Глупая мысль, которую я зачем-то решил облечь в вопрос, что был крайне неуместен в данной ситуации и который только еще больше отдалит от меня Алю.

— Я была к нему привязана, — внезапно произнесла девушка.

Она задумчиво смотрела в окно, за которым деревня постепенно оживала: люди выходили из домов по своим делам, выпускали кур и гусей, смеялись и разговаривали.

— Разве привязанность — это не любовь? — осторожно спросил я, тоже обхватив ладонями нагревшийся от чая бокал.

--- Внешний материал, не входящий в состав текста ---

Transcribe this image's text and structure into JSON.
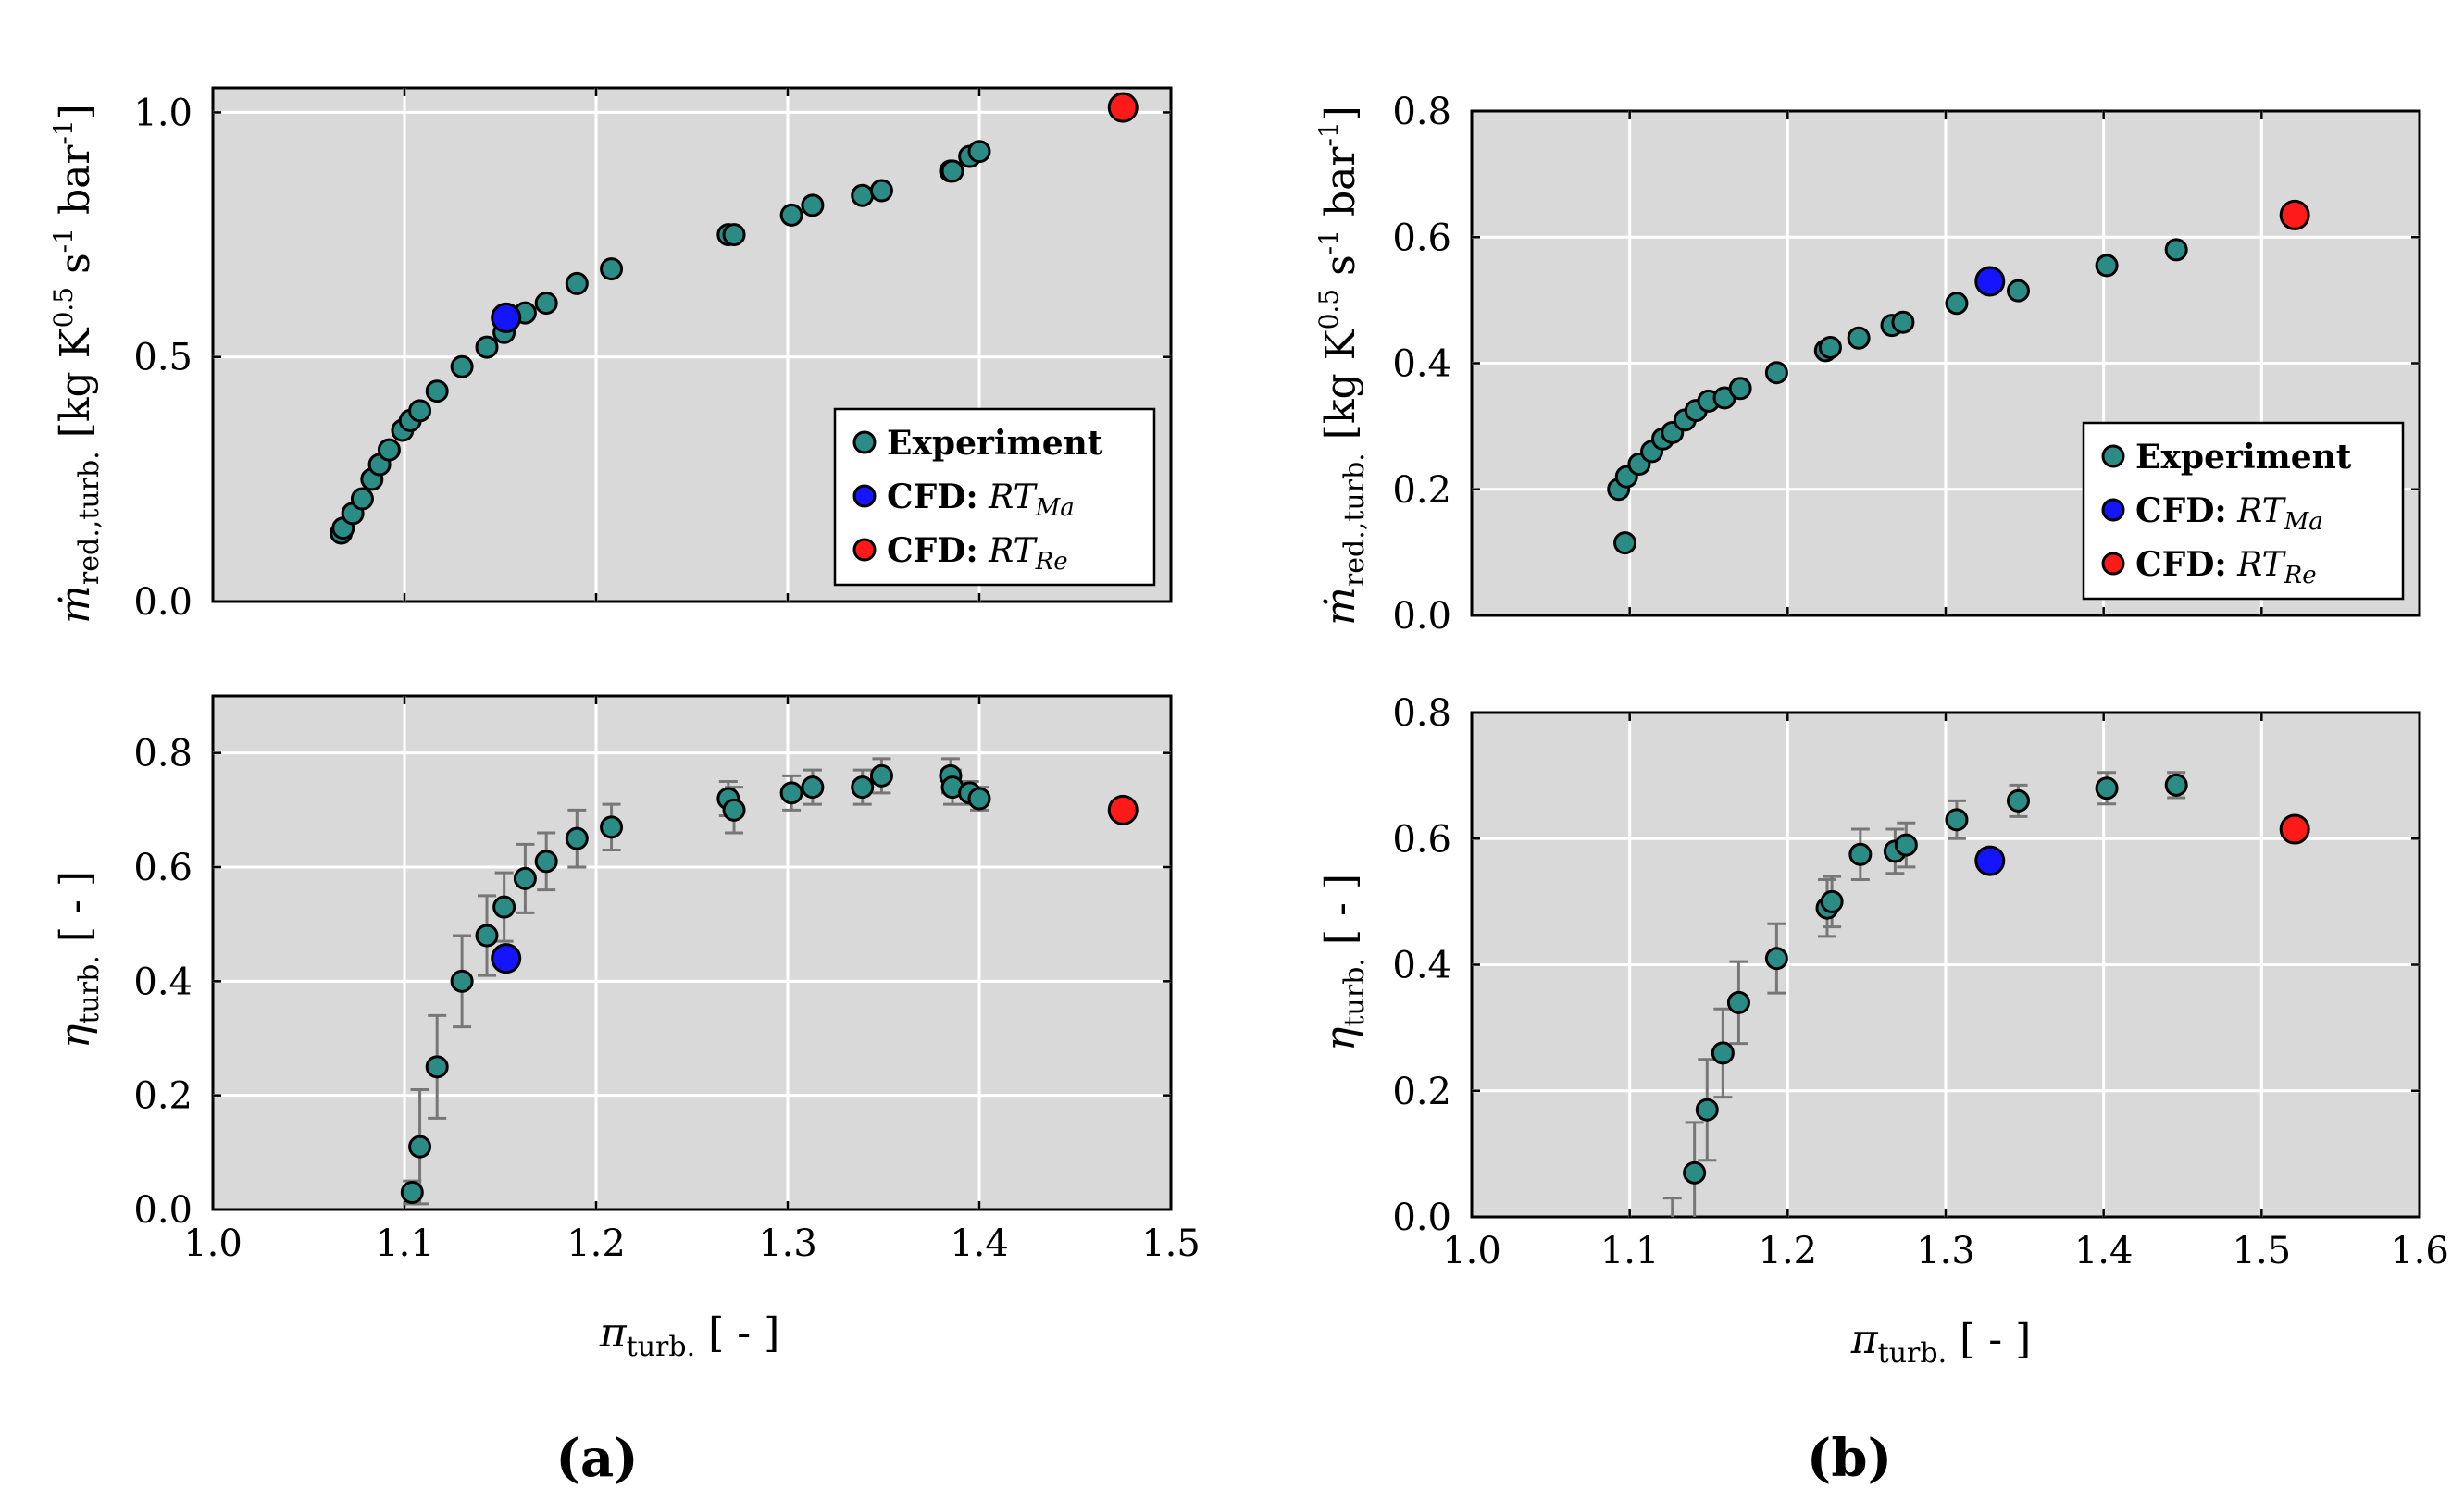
{
  "colors": {
    "experiment": "#2a8c85",
    "cfd_ma": "#1414ff",
    "cfd_re": "#ff1a1a",
    "panel_bg": "#d9d9d9",
    "error_bar": "#777777"
  },
  "chart_data": [
    {
      "id": "a_top",
      "type": "scatter",
      "subfigure": "a",
      "ylabel": "ṁ_red.,turb. [kg K^0.5 s^-1 bar^-1]",
      "xlim": [
        1.0,
        1.5
      ],
      "ylim": [
        0.0,
        1.05
      ],
      "xticks": [
        1.0,
        1.1,
        1.2,
        1.3,
        1.4,
        1.5
      ],
      "yticks": [
        0.0,
        0.5,
        1.0
      ],
      "xtick_labels": [
        "1.0",
        "1.1",
        "1.2",
        "1.3",
        "1.4",
        "1.5"
      ],
      "ytick_labels": [
        "0.0",
        "0.5",
        "1.0"
      ],
      "show_xticklabels": false,
      "legend": {
        "position": "lower-right",
        "entries": [
          {
            "series": "experiment",
            "bold": "Experiment",
            "math": "",
            "sub": ""
          },
          {
            "series": "cfd_ma",
            "bold": "CFD:",
            "math": "RT",
            "sub": "Ma"
          },
          {
            "series": "cfd_re",
            "bold": "CFD:",
            "math": "RT",
            "sub": "Re"
          }
        ]
      },
      "series": [
        {
          "name": "Experiment",
          "key": "experiment",
          "x": [
            1.067,
            1.068,
            1.073,
            1.078,
            1.083,
            1.087,
            1.092,
            1.099,
            1.103,
            1.108,
            1.117,
            1.13,
            1.143,
            1.152,
            1.163,
            1.174,
            1.19,
            1.208,
            1.269,
            1.272,
            1.302,
            1.313,
            1.339,
            1.349,
            1.385,
            1.386,
            1.395,
            1.4
          ],
          "y": [
            0.14,
            0.15,
            0.18,
            0.21,
            0.25,
            0.28,
            0.31,
            0.35,
            0.37,
            0.39,
            0.43,
            0.48,
            0.52,
            0.55,
            0.59,
            0.61,
            0.65,
            0.68,
            0.75,
            0.75,
            0.79,
            0.81,
            0.83,
            0.84,
            0.88,
            0.88,
            0.91,
            0.92
          ]
        },
        {
          "name": "CFD: RT_Ma",
          "key": "cfd_ma",
          "x": [
            1.153
          ],
          "y": [
            0.58
          ]
        },
        {
          "name": "CFD: RT_Re",
          "key": "cfd_re",
          "x": [
            1.475
          ],
          "y": [
            1.01
          ]
        }
      ]
    },
    {
      "id": "a_bottom",
      "type": "scatter",
      "subfigure": "a",
      "ylabel": "η_turb. [ - ]",
      "xlabel": "π_turb. [ - ]",
      "xlim": [
        1.0,
        1.5
      ],
      "ylim": [
        0.0,
        0.9
      ],
      "xticks": [
        1.0,
        1.1,
        1.2,
        1.3,
        1.4,
        1.5
      ],
      "yticks": [
        0.0,
        0.2,
        0.4,
        0.6,
        0.8
      ],
      "xtick_labels": [
        "1.0",
        "1.1",
        "1.2",
        "1.3",
        "1.4",
        "1.5"
      ],
      "ytick_labels": [
        "0.0",
        "0.2",
        "0.4",
        "0.6",
        "0.8"
      ],
      "show_xticklabels": true,
      "series": [
        {
          "name": "Experiment",
          "key": "experiment",
          "x": [
            1.104,
            1.108,
            1.117,
            1.13,
            1.143,
            1.152,
            1.163,
            1.174,
            1.19,
            1.208,
            1.269,
            1.272,
            1.302,
            1.313,
            1.339,
            1.349,
            1.385,
            1.386,
            1.395,
            1.4
          ],
          "y": [
            0.03,
            0.11,
            0.25,
            0.4,
            0.48,
            0.53,
            0.58,
            0.61,
            0.65,
            0.67,
            0.72,
            0.7,
            0.73,
            0.74,
            0.74,
            0.76,
            0.76,
            0.74,
            0.73,
            0.72
          ],
          "yerr": [
            0.02,
            0.1,
            0.09,
            0.08,
            0.07,
            0.06,
            0.06,
            0.05,
            0.05,
            0.04,
            0.03,
            0.04,
            0.03,
            0.03,
            0.03,
            0.03,
            0.03,
            0.03,
            0.02,
            0.02
          ]
        },
        {
          "name": "CFD: RT_Ma",
          "key": "cfd_ma",
          "x": [
            1.153
          ],
          "y": [
            0.44
          ]
        },
        {
          "name": "CFD: RT_Re",
          "key": "cfd_re",
          "x": [
            1.475
          ],
          "y": [
            0.7
          ]
        }
      ]
    },
    {
      "id": "b_top",
      "type": "scatter",
      "subfigure": "b",
      "ylabel": "ṁ_red.,turb. [kg K^0.5 s^-1 bar^-1]",
      "xlim": [
        1.0,
        1.6
      ],
      "ylim": [
        0.0,
        0.8
      ],
      "xticks": [
        1.0,
        1.1,
        1.2,
        1.3,
        1.4,
        1.5,
        1.6
      ],
      "yticks": [
        0.0,
        0.2,
        0.4,
        0.6,
        0.8
      ],
      "xtick_labels": [
        "1.0",
        "1.1",
        "1.2",
        "1.3",
        "1.4",
        "1.5",
        "1.6"
      ],
      "ytick_labels": [
        "0.0",
        "0.2",
        "0.4",
        "0.6",
        "0.8"
      ],
      "show_xticklabels": false,
      "legend": {
        "position": "lower-right",
        "entries": [
          {
            "series": "experiment",
            "bold": "Experiment",
            "math": "",
            "sub": ""
          },
          {
            "series": "cfd_ma",
            "bold": "CFD:",
            "math": "RT",
            "sub": "Ma"
          },
          {
            "series": "cfd_re",
            "bold": "CFD:",
            "math": "RT",
            "sub": "Re"
          }
        ]
      },
      "series": [
        {
          "name": "Experiment",
          "key": "experiment",
          "x": [
            1.093,
            1.097,
            1.098,
            1.106,
            1.114,
            1.121,
            1.127,
            1.135,
            1.142,
            1.15,
            1.16,
            1.17,
            1.193,
            1.224,
            1.227,
            1.245,
            1.266,
            1.273,
            1.307,
            1.346,
            1.402,
            1.446
          ],
          "y": [
            0.2,
            0.115,
            0.22,
            0.24,
            0.26,
            0.28,
            0.29,
            0.31,
            0.325,
            0.34,
            0.345,
            0.36,
            0.385,
            0.42,
            0.425,
            0.44,
            0.46,
            0.465,
            0.495,
            0.515,
            0.555,
            0.58
          ]
        },
        {
          "name": "CFD: RT_Ma",
          "key": "cfd_ma",
          "x": [
            1.328
          ],
          "y": [
            0.53
          ]
        },
        {
          "name": "CFD: RT_Re",
          "key": "cfd_re",
          "x": [
            1.521
          ],
          "y": [
            0.635
          ]
        }
      ]
    },
    {
      "id": "b_bottom",
      "type": "scatter",
      "subfigure": "b",
      "ylabel": "η_turb. [ - ]",
      "xlabel": "π_turb. [ - ]",
      "xlim": [
        1.0,
        1.6
      ],
      "ylim": [
        0.0,
        0.8
      ],
      "xticks": [
        1.0,
        1.1,
        1.2,
        1.3,
        1.4,
        1.5,
        1.6
      ],
      "yticks": [
        0.0,
        0.2,
        0.4,
        0.6,
        0.8
      ],
      "xtick_labels": [
        "1.0",
        "1.1",
        "1.2",
        "1.3",
        "1.4",
        "1.5",
        "1.6"
      ],
      "ytick_labels": [
        "0.0",
        "0.2",
        "0.4",
        "0.6",
        "0.8"
      ],
      "show_xticklabels": true,
      "series": [
        {
          "name": "Experiment",
          "key": "experiment",
          "x": [
            1.127,
            1.141,
            1.149,
            1.159,
            1.169,
            1.193,
            1.225,
            1.228,
            1.246,
            1.268,
            1.275,
            1.307,
            1.346,
            1.402,
            1.446
          ],
          "y": [
            -0.02,
            0.07,
            0.17,
            0.26,
            0.34,
            0.41,
            0.49,
            0.5,
            0.575,
            0.58,
            0.59,
            0.63,
            0.66,
            0.68,
            0.685
          ],
          "yerr": [
            0.05,
            0.08,
            0.08,
            0.07,
            0.065,
            0.055,
            0.045,
            0.04,
            0.04,
            0.035,
            0.035,
            0.03,
            0.025,
            0.025,
            0.02
          ]
        },
        {
          "name": "CFD: RT_Ma",
          "key": "cfd_ma",
          "x": [
            1.328
          ],
          "y": [
            0.565
          ]
        },
        {
          "name": "CFD: RT_Re",
          "key": "cfd_re",
          "x": [
            1.521
          ],
          "y": [
            0.615
          ]
        }
      ]
    }
  ],
  "captions": {
    "a": "(a)",
    "b": "(b)"
  }
}
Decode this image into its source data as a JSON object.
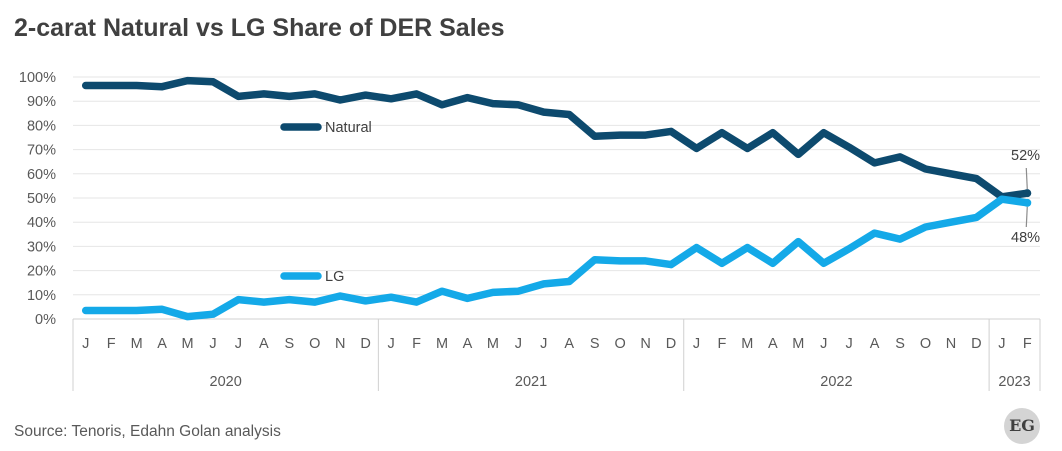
{
  "title": "2-carat Natural vs LG Share of DER Sales",
  "source": "Source: Tenoris, Edahn Golan analysis",
  "logo_text": "EG",
  "chart_data": {
    "type": "line",
    "title": "2-carat Natural vs LG Share of DER Sales",
    "xlabel": "",
    "ylabel": "",
    "ylim": [
      0,
      100
    ],
    "y_ticks": [
      "0%",
      "10%",
      "20%",
      "30%",
      "40%",
      "50%",
      "60%",
      "70%",
      "80%",
      "90%",
      "100%"
    ],
    "grid": true,
    "categories": [
      "J",
      "F",
      "M",
      "A",
      "M",
      "J",
      "J",
      "A",
      "S",
      "O",
      "N",
      "D",
      "J",
      "F",
      "M",
      "A",
      "M",
      "J",
      "J",
      "A",
      "S",
      "O",
      "N",
      "D",
      "J",
      "F",
      "M",
      "A",
      "M",
      "J",
      "J",
      "A",
      "S",
      "O",
      "N",
      "D",
      "J",
      "F"
    ],
    "years": [
      {
        "label": "2020",
        "months": 12
      },
      {
        "label": "2021",
        "months": 12
      },
      {
        "label": "2022",
        "months": 12
      },
      {
        "label": "2023",
        "months": 2
      }
    ],
    "series": [
      {
        "name": "Natural",
        "color": "#0d4a6e",
        "values": [
          96.5,
          96.5,
          96.5,
          96,
          98.5,
          98,
          92,
          93,
          92,
          93,
          90.5,
          92.5,
          91,
          93,
          88.5,
          91.5,
          89,
          88.5,
          85.5,
          84.5,
          75.5,
          76,
          76,
          77.5,
          70.5,
          77,
          70.5,
          77,
          68,
          77,
          71,
          64.5,
          67,
          62,
          60,
          58,
          50.5,
          52
        ]
      },
      {
        "name": "LG",
        "color": "#14a9e8",
        "values": [
          3.5,
          3.5,
          3.5,
          4,
          1,
          2,
          8,
          7,
          8,
          7,
          9.5,
          7.5,
          9,
          7,
          11.5,
          8.5,
          11,
          11.5,
          14.5,
          15.5,
          24.5,
          24,
          24,
          22.5,
          29.5,
          23,
          29.5,
          23,
          32,
          23,
          29,
          35.5,
          33,
          38,
          40,
          42,
          49.5,
          48
        ]
      }
    ],
    "annotations": [
      "52%",
      "48%"
    ]
  }
}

— Не-а, — немного беспечно произнесла Аля. Кажется, наш разговор растормошил ее и заставил вылезти из ракушки. У нее даже немного порозовели щеки. — С Владом мне было комфортно, но не более. У него была квартира в центре города и хорошая работа. Я подумала, что буду жить в достатке, если выйду за него замуж.

— Ты поэтому к бабушке переехала? Чтобы не вспоминать о нем? — Это я тоже подчерпнул из фильмов и книг. Иногда герои, потерявшие близкого, покидали место, где все напоминало о нем. Я такое понять никак не мог, потому что, если бы кого-то любил, то хотел бы, чтобы все, что с ним связано, всегда было рядом.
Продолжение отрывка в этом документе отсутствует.